Öffentliche Akzeptanz ist eine wesentliche Voraussetzung für
öffentliche Förderung. Das heißt ebenso wie sich
die Künstlerinnen und Künstler aus den kulturwirtschaftlich
geprägten künstlerischen Sparten am Markt bewähren
müssen, damit weiter in sie investiert und ihre Arbeiten gekauft
werden, genauso müssen öffentliche Kultureinrichtungen
beweisen, dass sie in der Gunst des Publikums stehen und darum ihre
Förderung weiterhin gerechtfertigt ist. Die öffentliche
Akzeptanz muss aber immer im Verhältnis zur gestellten Aufgabe
gemessen werden. Ein volles Haus bei Mozarts „Zauberflöte”
ist selbstverständlich einfacher zu erzielen als bei „Bernada
Albas Haus” von Aribert Reimann.

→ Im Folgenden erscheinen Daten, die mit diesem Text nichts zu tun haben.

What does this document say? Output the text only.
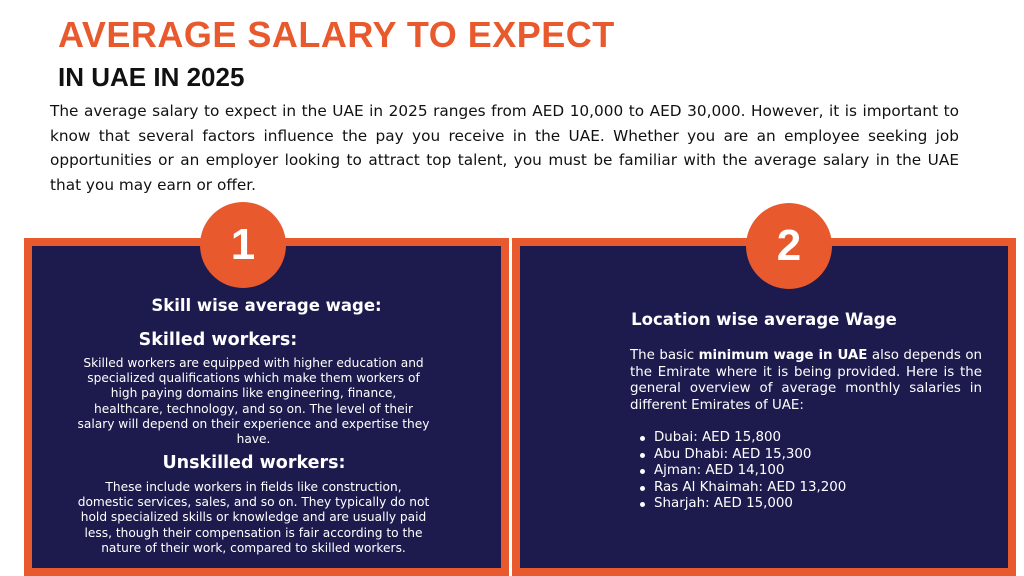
AVERAGE SALARY TO EXPECT
IN UAE IN 2025

The average salary to expect in the UAE in 2025 ranges from AED 10,000 to AED 30,000. However, it is important to know that several factors influence the pay you receive in the UAE. Whether you are an employee seeking job opportunities or an employer looking to attract top talent, you must be familiar with the average salary in the UAE that you may earn or offer.

Skill wise average wage:
Skilled workers:

Skilled workers are equipped with higher education and specialized qualifications which make them workers of high paying domains like engineering, finance, healthcare, technology, and so on. The level of their salary will depend on their experience and expertise they have.

Unskilled workers:

These include workers in fields like construction, domestic services, sales, and so on. They typically do not hold specialized skills or knowledge and are usually paid less, though their compensation is fair according to the nature of their work, compared to skilled workers.

Location wise average Wage

The basic minimum wage in UAE also depends on the Emirate where it is being provided. Here is the general overview of average monthly salaries in different Emirates of UAE:

Dubai: AED 15,800
Abu Dhabi: AED 15,300
Ajman: AED 14,100
Ras Al Khaimah: AED 13,200
Sharjah: AED 15,000
1	2
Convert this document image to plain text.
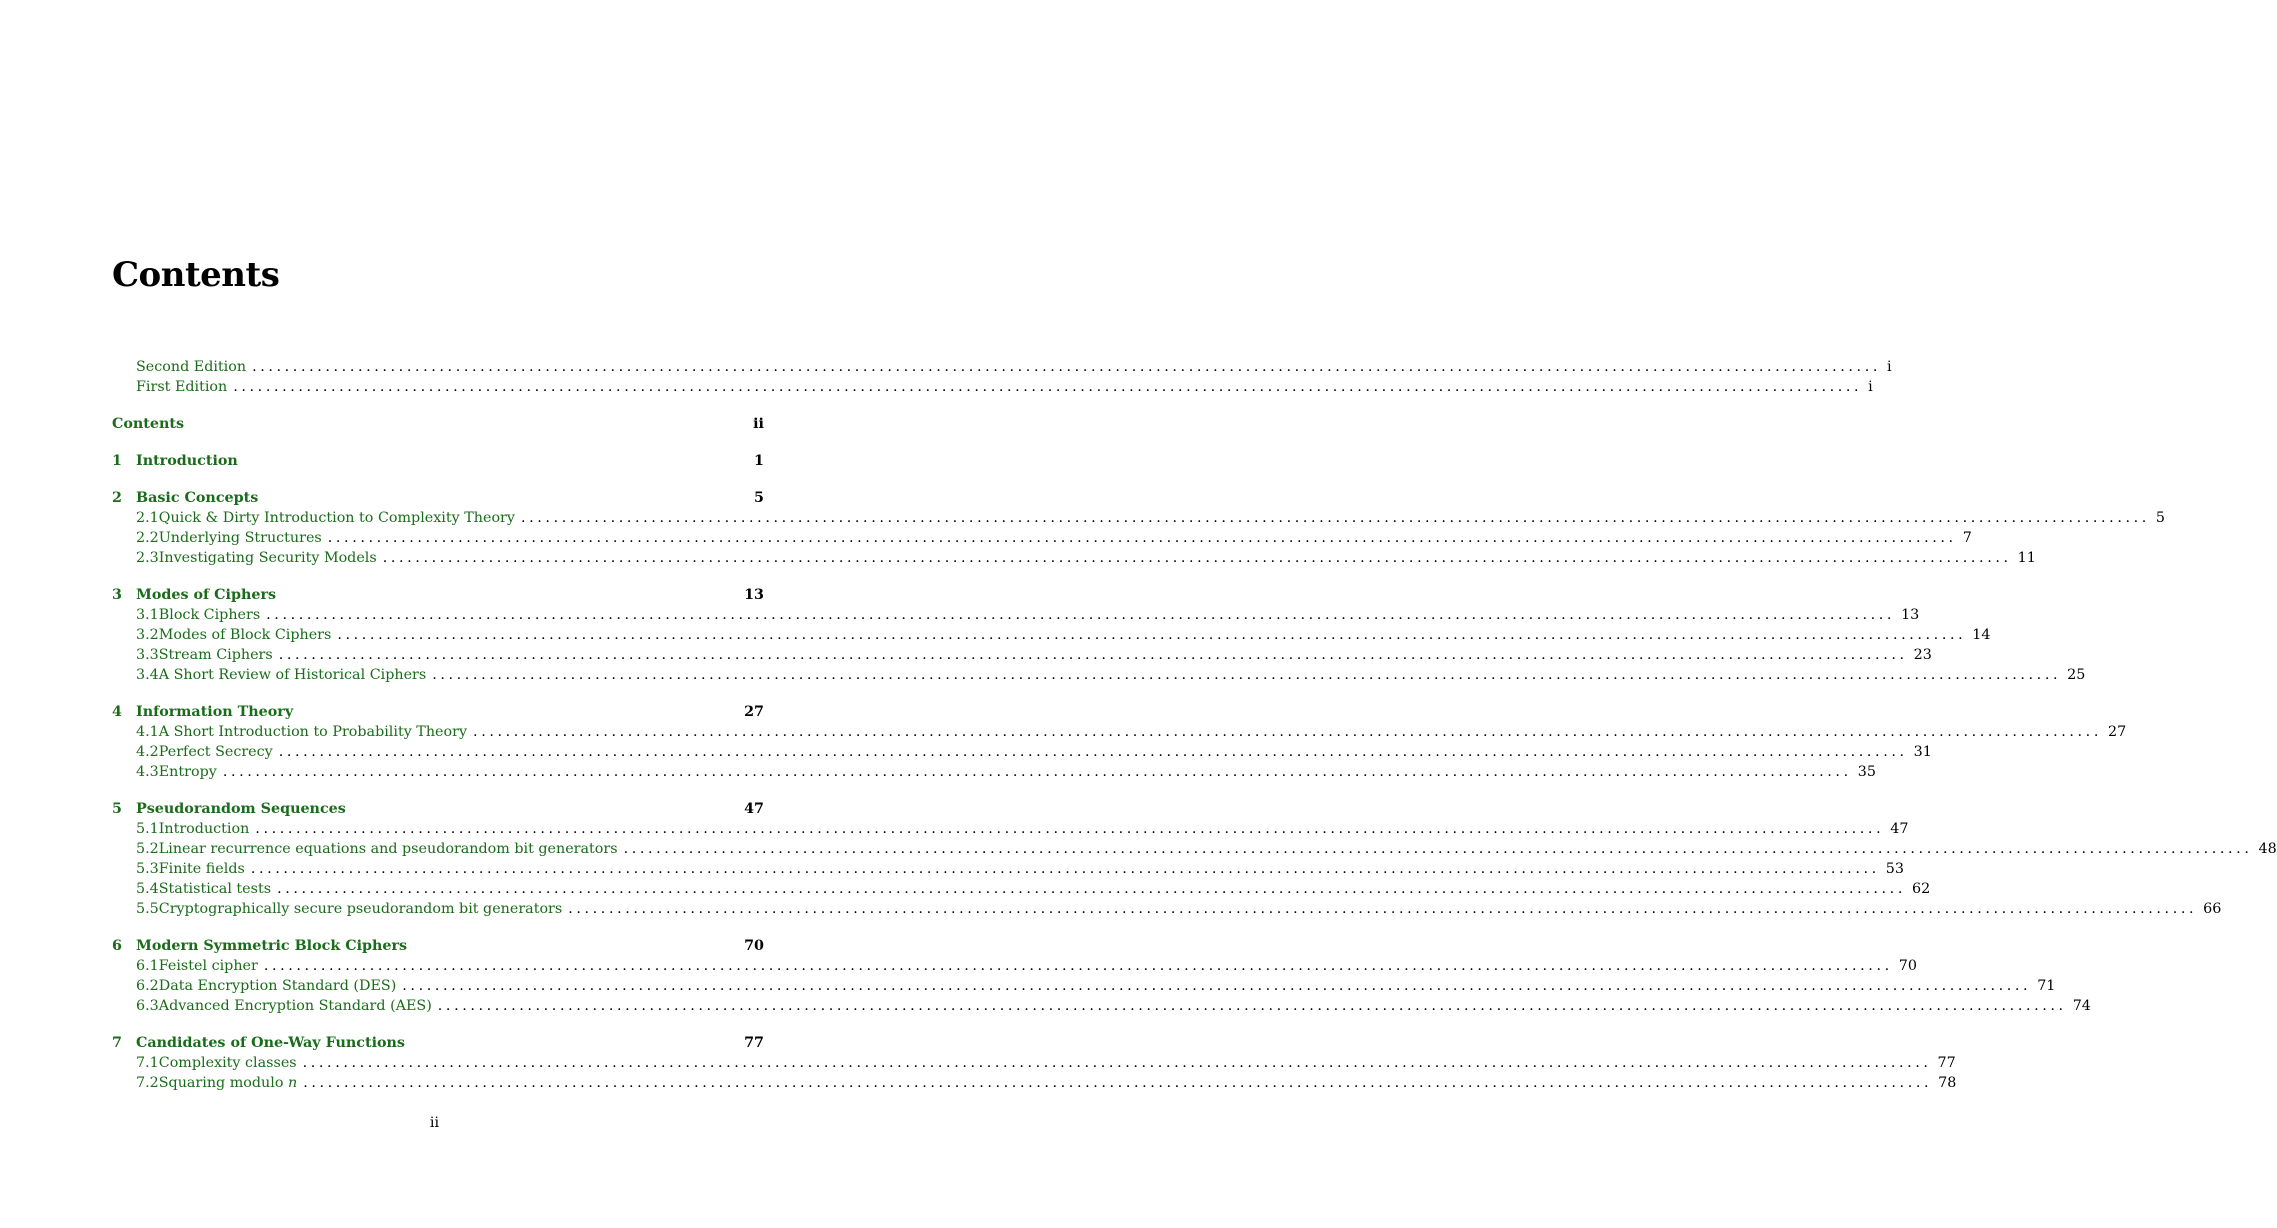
Contents
Second Edition ........................................................................................................................................................................................................ i
First Edition ........................................................................................................................................................................................................ i
Contents	ii
1 Introduction	1
2 Basic Concepts	5
2.1 Quick & Dirty Introduction to Complexity Theory ........................................................................................................................................................................................................ 5
2.2 Underlying Structures ........................................................................................................................................................................................................ 7
2.3 Investigating Security Models ........................................................................................................................................................................................................ 11
3 Modes of Ciphers	13
3.1 Block Ciphers ........................................................................................................................................................................................................ 13
3.2 Modes of Block Ciphers ........................................................................................................................................................................................................ 14
3.3 Stream Ciphers ........................................................................................................................................................................................................ 23
3.4 A Short Review of Historical Ciphers ........................................................................................................................................................................................................ 25
4 Information Theory	27
4.1 A Short Introduction to Probability Theory ........................................................................................................................................................................................................ 27
4.2 Perfect Secrecy ........................................................................................................................................................................................................ 31
4.3 Entropy ........................................................................................................................................................................................................ 35
5 Pseudorandom Sequences	47
5.1 Introduction ........................................................................................................................................................................................................ 47
5.2 Linear recurrence equations and pseudorandom bit generators ........................................................................................................................................................................................................ 48
5.3 Finite fields ........................................................................................................................................................................................................ 53
5.4 Statistical tests ........................................................................................................................................................................................................ 62
5.5 Cryptographically secure pseudorandom bit generators ........................................................................................................................................................................................................ 66
6 Modern Symmetric Block Ciphers	70
6.1 Feistel cipher ........................................................................................................................................................................................................ 70
6.2 Data Encryption Standard (DES) ........................................................................................................................................................................................................ 71
6.3 Advanced Encryption Standard (AES) ........................................................................................................................................................................................................ 74
7 Candidates of One-Way Functions	77
7.1 Complexity classes ........................................................................................................................................................................................................ 77
7.2 Squaring modulo n ........................................................................................................................................................................................................ 78
ii
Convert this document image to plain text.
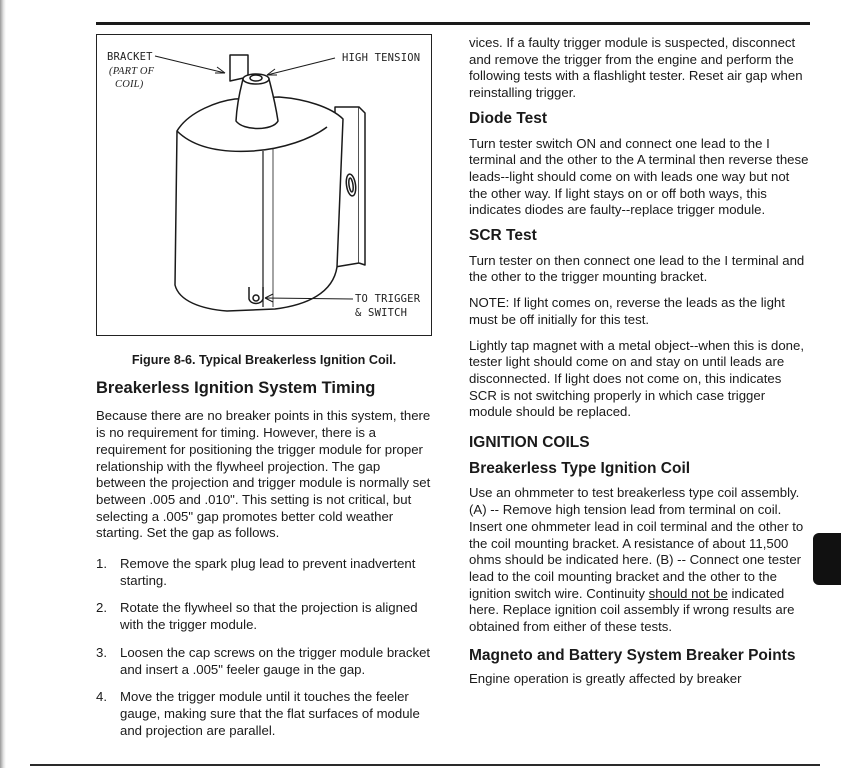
BRACKET
(PART OF
COIL)
HIGH TENSION
TO TRIGGER
& SWITCH
Figure 8-6. Typical Breakerless Ignition Coil.
Breakerless Ignition System Timing

Because there are no breaker points in this system, there is no requirement for timing. However, there is a requirement for positioning the trigger module for proper relationship with the flywheel projection. The gap between the projection and trigger module is normally set between .005 and .010". This setting is not critical, but selecting a .005" gap promotes better cold weather starting. Set the gap as follows.

1. Remove the spark plug lead to prevent inadvertent starting.
2. Rotate the flywheel so that the projection is aligned with the trigger module.
3. Loosen the cap screws on the trigger module bracket and insert a .005" feeler gauge in the gap.
4. Move the trigger module until it touches the feeler gauge, making sure that the flat surfaces of module and projection are parallel.

vices. If a faulty trigger module is suspected, disconnect and remove the trigger from the engine and perform the following tests with a flashlight tester. Reset air gap when reinstalling trigger.

Diode Test

Turn tester switch ON and connect one lead to the I terminal and the other to the A terminal then reverse these leads--light should come on with leads one way but not the other way. If light stays on or off both ways, this indicates diodes are faulty--replace trigger module.

SCR Test

Turn tester on then connect one lead to the I terminal and the other to the trigger mounting bracket.

NOTE: If light comes on, reverse the leads as the light must be off initially for this test.

Lightly tap magnet with a metal object--when this is done, tester light should come on and stay on until leads are disconnected. If light does not come on, this indicates SCR is not switching properly in which case trigger module should be replaced.

IGNITION COILS
Breakerless Type Ignition Coil

Use an ohmmeter to test breakerless type coil assembly. (A) -- Remove high tension lead from terminal on coil. Insert one ohmmeter lead in coil terminal and the other to the coil mounting bracket. A resistance of about 11,500 ohms should be indicated here. (B) -- Connect one tester lead to the coil mounting bracket and the other to the ignition switch wire. Continuity should not be indicated here. Replace ignition coil assembly if wrong results are obtained from either of these tests.

Magneto and Battery System Breaker Points

Engine operation is greatly affected by breaker
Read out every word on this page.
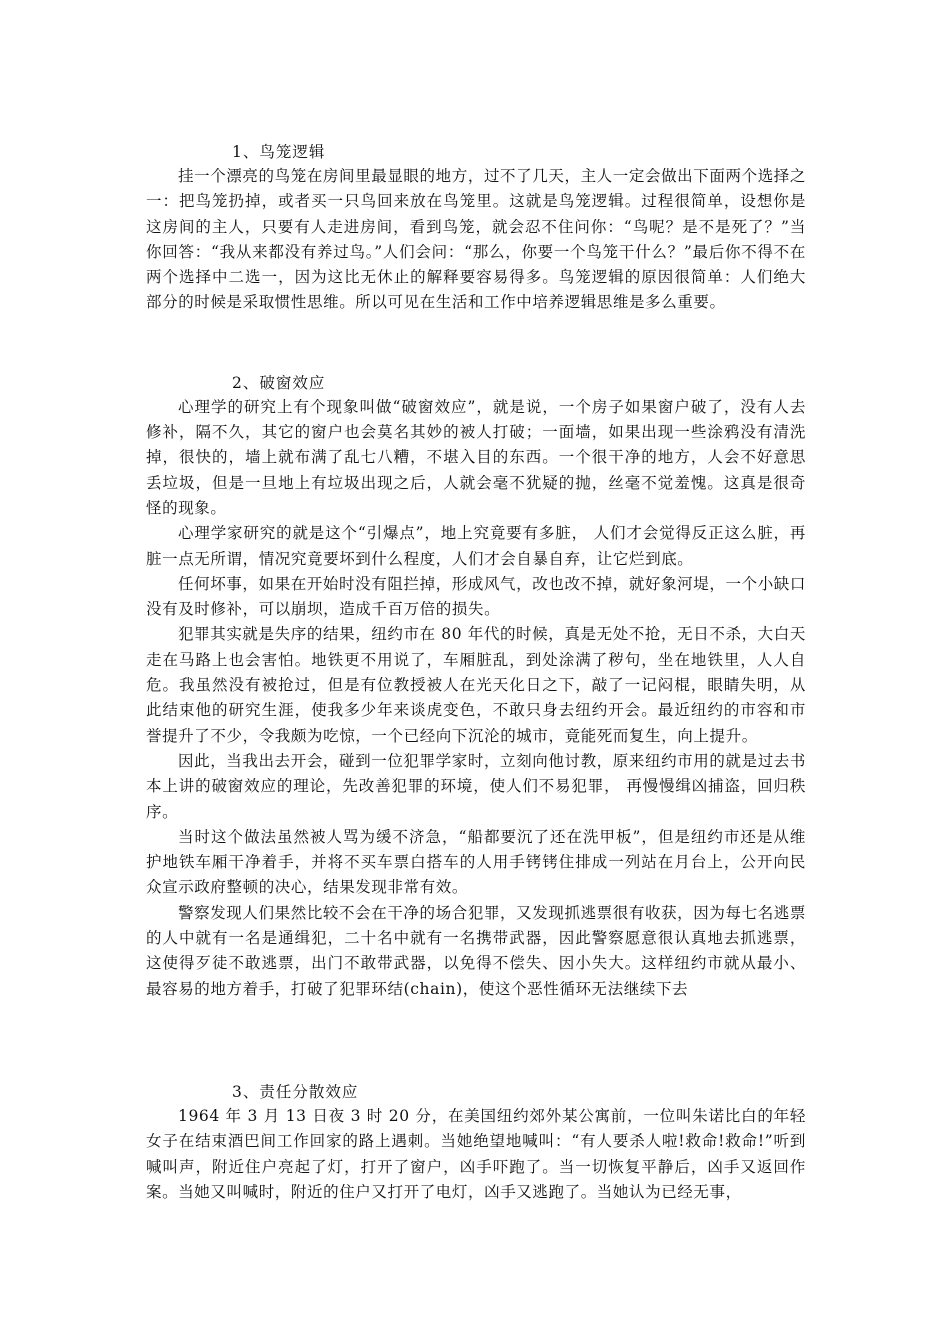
1、鸟笼逻辑

挂一个漂亮的鸟笼在房间里最显眼的地方，过不了几天，主人一定会做出下面两个选择之一：把鸟笼扔掉，或者买一只鸟回来放在鸟笼里。这就是鸟笼逻辑。过程很简单，设想你是这房间的主人，只要有人走进房间，看到鸟笼，就会忍不住问你：“鸟呢？是不是死了？”当你回答：“我从来都没有养过鸟。”人们会问：“那么，你要一个鸟笼干什么？”最后你不得不在两个选择中二选一，因为这比无休止的解释要容易得多。鸟笼逻辑的原因很简单：人们绝大部分的时候是采取惯性思维。所以可见在生活和工作中培养逻辑思维是多么重要。

2、破窗效应

心理学的研究上有个现象叫做“破窗效应”，就是说，一个房子如果窗户破了，没有人去修补，隔不久，其它的窗户也会莫名其妙的被人打破；一面墙，如果出现一些涂鸦没有清洗掉，很快的，墙上就布满了乱七八糟，不堪入目的东西。一个很干净的地方，人会不好意思丢垃圾，但是一旦地上有垃圾出现之后，人就会毫不犹疑的抛，丝毫不觉羞愧。这真是很奇怪的现象。

心理学家研究的就是这个“引爆点”，地上究竟要有多脏， 人们才会觉得反正这么脏，再脏一点无所谓，情况究竟要坏到什么程度，人们才会自暴自弃，让它烂到底。

任何坏事，如果在开始时没有阻拦掉，形成风气，改也改不掉，就好象河堤，一个小缺口没有及时修补，可以崩坝，造成千百万倍的损失。

犯罪其实就是失序的结果，纽约市在 80 年代的时候，真是无处不抢，无日不杀，大白天走在马路上也会害怕。地铁更不用说了，车厢脏乱，到处涂满了秽句，坐在地铁里，人人自危。我虽然没有被抢过，但是有位教授被人在光天化日之下，敲了一记闷棍，眼睛失明，从此结束他的研究生涯，使我多少年来谈虎变色，不敢只身去纽约开会。最近纽约的市容和市誉提升了不少，令我颇为吃惊，一个已经向下沉沦的城市，竟能死而复生，向上提升。

因此，当我出去开会，碰到一位犯罪学家时，立刻向他讨教，原来纽约市用的就是过去书本上讲的破窗效应的理论，先改善犯罪的环境，使人们不易犯罪， 再慢慢缉凶捕盗，回归秩序。

当时这个做法虽然被人骂为缓不济急，“船都要沉了还在洗甲板”，但是纽约市还是从维护地铁车厢干净着手，并将不买车票白搭车的人用手铐铐住排成一列站在月台上，公开向民众宣示政府整顿的决心，结果发现非常有效。

警察发现人们果然比较不会在干净的场合犯罪，又发现抓逃票很有收获，因为每七名逃票的人中就有一名是通缉犯，二十名中就有一名携带武器，因此警察愿意很认真地去抓逃票，这使得歹徒不敢逃票，出门不敢带武器，以免得不偿失、因小失大。这样纽约市就从最小、最容易的地方着手，打破了犯罪环结(chain)，使这个恶性循环无法继续下去

3、责任分散效应

1964 年 3 月 13 日夜 3 时 20 分，在美国纽约郊外某公寓前，一位叫朱诺比白的年轻女子在结束酒巴间工作回家的路上遇刺。当她绝望地喊叫：“有人要杀人啦!救命!救命!”听到喊叫声，附近住户亮起了灯，打开了窗户，凶手吓跑了。当一切恢复平静后，凶手又返回作案。当她又叫喊时，附近的住户又打开了电灯，凶手又逃跑了。当她认为已经无事，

Auslastungsvergleiche sind
nur dann zulässig, wenn die Risikobereitschaft der verglichenen
Kultureinrichtung zumindest ähnlich war.
Wird öffentliche Kulturförderung so verstanden, ist
sie weder ein Almosen, das den Kultureinrichtungen gewährt
wird, noch eine Selbstverständlichkeit, die ihnen qua Existenz
zusteht. Ein solches Verständnis öffentlicher Kulturförderung
geht von zwei gleichberechtigten Partnern aus, die sich auf Augenhöhe
gegenüberstehen. Den Einrichtungen, die eine Leistung erbringen
und dafür Mittel erhalten, und der Politik, die entscheiden
muss, ob sie diese Leistung haben will und ob der verlangte Preis
adäquat ist. Politik meint dabei das Parlament und die Regierung
und zwar die Verantwortlichen der verschiedensten Ressorts. Es ist
ein beliebtes und letztlich auch billiges Spiel, dass es dem Finanzsenator
gleich sein kann, für welche Zwecke das Geld ausgegeben wird,
Hauptsache der Haushalt ist ausgeglichen. Ein solches Verständnis
von Finanzpolitik ist kurzsichtig.
Die Finanzpolitiker müssen wie alle guten Investoren prüfen,
ob sich ihre Investition zumindest mittel- wenn nicht langfristig
lohnt. Sie müssen entscheiden, in welchen Bereichen sie investieren
wollen und in welchen nicht. Den Sachverstand der Fachpolitiker
der jeweiligen Ressorts bei der Entscheidung zu Rate zu ziehen,
gehört dazu zur hohen Kunst des Haushaltens und des Investierens.
Finanzpolitiker dürfen keine leichtsinnigen Spieler sein,
aber sie müssen wie Unternehmer den Mut zur Zukunft haben und
bereit sein, in die Zukunft zu investieren. Dem Berliner Finanzsenator
ist in diesem Sinne deutlich mehr Mut zu wünschen!